Oczywiście tu tkwi większy plan, choć sensu w nim tyle, co nic. Mianowicie, w ten sposób Zeus ma się wkurzyć i jednocześnie przestać mieć ochotę na zbrukaną narzeczoną. Ach, wspominałam, że mają robić to publicznie?
Generalnie w tym momencie fabuła przestaje jakkolwiek funkcjonować. Bo to nie o nią tutaj przecież chodzi. To erotyk, ubrany jedynie w fatałaszki kiepsko zbudowanego fantasy (które po prawdzie nie było tu w ogóle potrzebne). Scenek jest sporo przez środek książki i częściowo ustępują dopiero po ok. ¾ książki, ponieważ wówczas trzeba przecież jakoś to fabularnie zamknąć.
Nie mam zamiaru w nie głębiej wnikać, bo to, co komu się podoba w tym względzie to już sprawa dość prywatna, niemniej zauważyłam dwie rzeczy, o których tu warto wspomnieć. Po pierwsze, zawsze mnie zastanawia, czemu autorki tego typu literatury uznają za hot to, że faceci skupiają się na tym, że partnerka nie je. Rozumiem, że traktują je trochę jak przedmiot, jak posiadłość, nie ukochaną (bo o to w tej zabawie przecież chodzi), ale to jest raczej straszne, niż słodkie/urocze/gorące. Przynajmniej dla mnie.
Po drugie, Hades bezustannie pyta się Persefonę o zgodę. I rozumiem, doceniam… tyle że po co robi to dosłownie CO CHWILĘ? Czytelnicy nie są dziećmi i wydaje mi się, że raz by wystarczył. Dodajmy do tego fakt, że sama postać Hadesa nie ma nic wspólnego z mhrocznym, potężnym i okrutnym mężczyzną. Bliżej mu do ciepłej kluchy, która została troszeczkę skrzywdzona przez los, więc ma się za złą i czuje się źle sam ze sobą.

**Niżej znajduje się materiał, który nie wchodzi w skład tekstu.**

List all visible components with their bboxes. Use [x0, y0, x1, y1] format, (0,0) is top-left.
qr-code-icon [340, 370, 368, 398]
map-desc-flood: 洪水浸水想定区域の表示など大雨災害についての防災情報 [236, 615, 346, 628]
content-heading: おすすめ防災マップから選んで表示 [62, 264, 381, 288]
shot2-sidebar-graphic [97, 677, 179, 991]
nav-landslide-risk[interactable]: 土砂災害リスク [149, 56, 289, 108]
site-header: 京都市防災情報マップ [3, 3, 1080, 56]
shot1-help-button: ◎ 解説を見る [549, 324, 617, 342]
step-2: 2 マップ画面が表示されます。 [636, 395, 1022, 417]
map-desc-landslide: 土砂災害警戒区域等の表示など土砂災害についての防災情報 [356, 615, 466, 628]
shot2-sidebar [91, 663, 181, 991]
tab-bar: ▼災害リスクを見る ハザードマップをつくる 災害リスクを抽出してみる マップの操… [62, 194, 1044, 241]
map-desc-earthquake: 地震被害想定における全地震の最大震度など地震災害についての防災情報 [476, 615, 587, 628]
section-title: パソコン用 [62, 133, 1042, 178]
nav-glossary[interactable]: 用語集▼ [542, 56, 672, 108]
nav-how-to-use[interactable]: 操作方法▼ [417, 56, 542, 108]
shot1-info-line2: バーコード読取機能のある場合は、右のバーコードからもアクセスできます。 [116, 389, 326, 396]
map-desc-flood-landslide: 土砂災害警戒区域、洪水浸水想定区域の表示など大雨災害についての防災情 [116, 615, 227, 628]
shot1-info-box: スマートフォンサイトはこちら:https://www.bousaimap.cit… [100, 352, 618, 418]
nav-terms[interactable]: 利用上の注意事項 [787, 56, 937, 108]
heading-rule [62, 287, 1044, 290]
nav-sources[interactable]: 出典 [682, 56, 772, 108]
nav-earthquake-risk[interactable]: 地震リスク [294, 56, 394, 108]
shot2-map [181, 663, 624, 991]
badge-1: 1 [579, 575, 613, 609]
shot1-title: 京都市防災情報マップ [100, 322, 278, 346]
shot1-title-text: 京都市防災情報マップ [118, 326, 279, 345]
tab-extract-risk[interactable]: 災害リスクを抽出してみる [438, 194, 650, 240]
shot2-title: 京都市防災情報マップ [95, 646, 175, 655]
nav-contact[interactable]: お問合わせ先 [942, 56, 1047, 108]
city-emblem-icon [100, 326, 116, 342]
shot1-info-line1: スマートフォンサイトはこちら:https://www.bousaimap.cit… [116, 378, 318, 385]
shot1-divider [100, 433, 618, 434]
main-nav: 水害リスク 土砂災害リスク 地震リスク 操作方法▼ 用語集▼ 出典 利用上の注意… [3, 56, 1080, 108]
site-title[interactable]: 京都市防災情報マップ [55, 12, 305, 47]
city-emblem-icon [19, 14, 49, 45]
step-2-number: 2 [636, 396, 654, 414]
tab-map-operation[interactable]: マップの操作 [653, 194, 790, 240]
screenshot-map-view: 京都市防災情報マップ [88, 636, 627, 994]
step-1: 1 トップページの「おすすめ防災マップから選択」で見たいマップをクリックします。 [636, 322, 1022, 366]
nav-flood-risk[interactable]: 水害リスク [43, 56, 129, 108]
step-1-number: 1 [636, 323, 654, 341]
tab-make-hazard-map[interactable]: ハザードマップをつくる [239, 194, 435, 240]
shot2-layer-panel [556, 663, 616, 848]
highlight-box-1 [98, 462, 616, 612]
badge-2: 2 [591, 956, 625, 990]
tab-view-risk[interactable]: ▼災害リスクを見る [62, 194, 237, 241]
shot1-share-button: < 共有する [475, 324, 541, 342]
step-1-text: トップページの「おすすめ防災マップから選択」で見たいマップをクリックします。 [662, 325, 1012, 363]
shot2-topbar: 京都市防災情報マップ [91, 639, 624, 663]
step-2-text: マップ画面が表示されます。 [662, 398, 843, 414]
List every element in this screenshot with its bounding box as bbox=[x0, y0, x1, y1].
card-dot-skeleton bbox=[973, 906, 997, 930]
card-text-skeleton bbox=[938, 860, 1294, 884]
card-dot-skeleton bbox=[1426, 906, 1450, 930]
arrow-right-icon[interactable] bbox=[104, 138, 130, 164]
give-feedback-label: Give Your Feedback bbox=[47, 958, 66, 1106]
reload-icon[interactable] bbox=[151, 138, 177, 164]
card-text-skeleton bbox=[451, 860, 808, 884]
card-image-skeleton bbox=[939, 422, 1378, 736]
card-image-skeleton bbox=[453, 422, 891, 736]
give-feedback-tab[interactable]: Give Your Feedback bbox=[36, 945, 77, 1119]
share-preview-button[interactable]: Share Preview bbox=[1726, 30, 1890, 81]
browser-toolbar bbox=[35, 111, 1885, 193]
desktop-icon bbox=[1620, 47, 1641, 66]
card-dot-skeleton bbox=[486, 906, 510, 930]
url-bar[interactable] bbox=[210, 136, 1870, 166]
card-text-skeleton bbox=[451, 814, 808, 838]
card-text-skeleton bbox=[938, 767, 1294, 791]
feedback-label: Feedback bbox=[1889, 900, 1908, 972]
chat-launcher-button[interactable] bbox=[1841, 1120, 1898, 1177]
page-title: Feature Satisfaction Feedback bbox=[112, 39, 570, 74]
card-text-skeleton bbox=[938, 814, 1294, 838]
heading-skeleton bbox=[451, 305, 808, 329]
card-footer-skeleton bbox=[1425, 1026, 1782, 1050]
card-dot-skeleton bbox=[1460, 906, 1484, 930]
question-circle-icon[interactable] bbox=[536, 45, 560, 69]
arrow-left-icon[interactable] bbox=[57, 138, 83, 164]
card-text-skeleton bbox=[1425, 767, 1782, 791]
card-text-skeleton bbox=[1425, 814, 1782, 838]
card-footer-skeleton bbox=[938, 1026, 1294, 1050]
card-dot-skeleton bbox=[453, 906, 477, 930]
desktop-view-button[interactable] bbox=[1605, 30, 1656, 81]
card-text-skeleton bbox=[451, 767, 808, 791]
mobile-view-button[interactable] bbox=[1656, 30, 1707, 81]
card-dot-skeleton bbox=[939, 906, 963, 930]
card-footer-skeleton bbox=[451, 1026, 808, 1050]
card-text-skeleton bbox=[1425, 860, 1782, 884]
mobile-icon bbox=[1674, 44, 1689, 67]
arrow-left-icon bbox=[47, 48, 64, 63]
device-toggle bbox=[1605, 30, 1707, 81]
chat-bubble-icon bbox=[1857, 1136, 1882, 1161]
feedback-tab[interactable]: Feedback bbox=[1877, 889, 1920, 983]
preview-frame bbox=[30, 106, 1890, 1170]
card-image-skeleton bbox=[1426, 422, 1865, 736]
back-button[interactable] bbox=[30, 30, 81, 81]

Poza tym Hades zabiera Persefonę na randki i kupuje jej gyros – cały czas uważam to za prześmieszne.
No więc tak. „Neon Gods” to książka, która nie ma w gruncie rzeczy zbyt wiele sensu. Jej rola nie różni się szczególnie od roli filmów pornograficznych. I rozumiem, że jako taka może się sprawdzić. Jednocześnie zawsze zachodzę w głowę, dlaczego w takich sytuacjach autorzy silą się na zbudowanie świata fantastycznego. Przecież to ani nie wychodzi, ani nic nie wnosi, bo sam Hades nie jest tu bogiem, nie ma nadludzkich zdolności, a sam setting po prostu w gruncie rzeczy jest bezsensowny. Już lepiej byłoby, gdyby autorka streściła wszystko na kilku stronach i przeszła „do rzeczy”, nie poświęcając ¼ książki na budowanie czegoś, co i tak nie działa.